Non facciamo di tutta l’erba un fascio, c’è anche chi dopo la maturità dice: “Adesso basta!” e decide di cercare lavoro. Se puntate verso l’agognato posto fisso, sappiate che nei concorsi pubblici vengono assegnati dei punti incrementali in base alla valutazione finale dell’esame di Stato, mentre alcune società indicano tra i requisiti un voto minimo di diploma soltanto per prendere in considerazione il vostro cv e procedere con l’assunzione (come, ad esempio, le Poste Italiane). Si tratta di una minoranza, solitamente il voto di maturità non viene preso eccessivamente in considerazione dalle aziende italiane, ovviamente più alto è e meglio è, in ogni caso.
Non a caso chi esce con uno stellare 100 e lode può godere di particolari vantaggi: a questi ragazzi il Miur riconosce ed eroga un premio in denaro, pari a circa 450 euro ciascuno. Per riscuotere il premio in denaro è necessario che ogni scuola comunichi al Ministero il numero degli studenti che si sono diplomati con la lode; a quel punto le verrà inviata la somma totale che verrà suddivisa tra gli studenti.
Non è tutto: se vi diplomate con il 100 e lode potete richiedere l’iscrizione all’Albo delle Eccellenze del Ministero dell’Istruzione, vi potrà essere utile in quanto università e aziende vi ricorrono per selezionare le menti più brillanti, non dimenticate inoltre che sarà un bel punto sul curriculum che presto dovrete preparare. La lode inoltre vi dà la possibilità di godere di borse di studio per l’università che consisterà in un esonero totale o parziale delle tasse.

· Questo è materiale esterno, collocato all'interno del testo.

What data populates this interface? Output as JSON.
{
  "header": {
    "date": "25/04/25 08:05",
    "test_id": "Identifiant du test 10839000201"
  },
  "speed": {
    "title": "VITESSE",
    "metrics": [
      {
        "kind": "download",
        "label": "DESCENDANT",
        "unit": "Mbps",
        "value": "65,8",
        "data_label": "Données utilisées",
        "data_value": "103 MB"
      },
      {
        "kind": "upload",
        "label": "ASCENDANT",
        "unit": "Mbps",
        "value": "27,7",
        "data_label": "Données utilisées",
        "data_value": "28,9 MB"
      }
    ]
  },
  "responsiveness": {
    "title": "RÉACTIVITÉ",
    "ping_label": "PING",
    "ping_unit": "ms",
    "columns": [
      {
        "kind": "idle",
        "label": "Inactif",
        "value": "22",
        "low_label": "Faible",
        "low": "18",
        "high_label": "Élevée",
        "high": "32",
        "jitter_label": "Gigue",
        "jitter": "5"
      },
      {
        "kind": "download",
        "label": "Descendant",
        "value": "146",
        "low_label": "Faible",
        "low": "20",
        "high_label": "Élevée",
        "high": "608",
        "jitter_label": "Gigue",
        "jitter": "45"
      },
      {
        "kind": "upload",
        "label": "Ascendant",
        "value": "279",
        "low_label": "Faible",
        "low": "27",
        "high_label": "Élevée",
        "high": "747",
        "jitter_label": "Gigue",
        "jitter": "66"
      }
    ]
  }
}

Maturità: come ottenere la lode

A questo punto, ad un passo dalla svolta, chi non vorrebbe uscire dalle superiori con la lode? Premettendo che alle spalle di questo ambizioso obiettivo c’è un lungo percorso, fatto di studio e impegno costante, ecco i criteri attraverso cui la commissione d’esame può elargire la lode agli studenti più meritevoli:
• Arrivare agli esami con 25 punti di credito; 45 punti agli scritti e 30 punti all’orale (senza l’aiutino del bonus, che vedremo più in basso);
• Aver ottenuto almeno l’otto di media in tutte le materie (condotta compresa) negli scrutini conclusivi del terzo quarto e quinto anno.
Non è facile, ma se siete in regola con tutti i requisiti il sogno della lode può diventare realtà!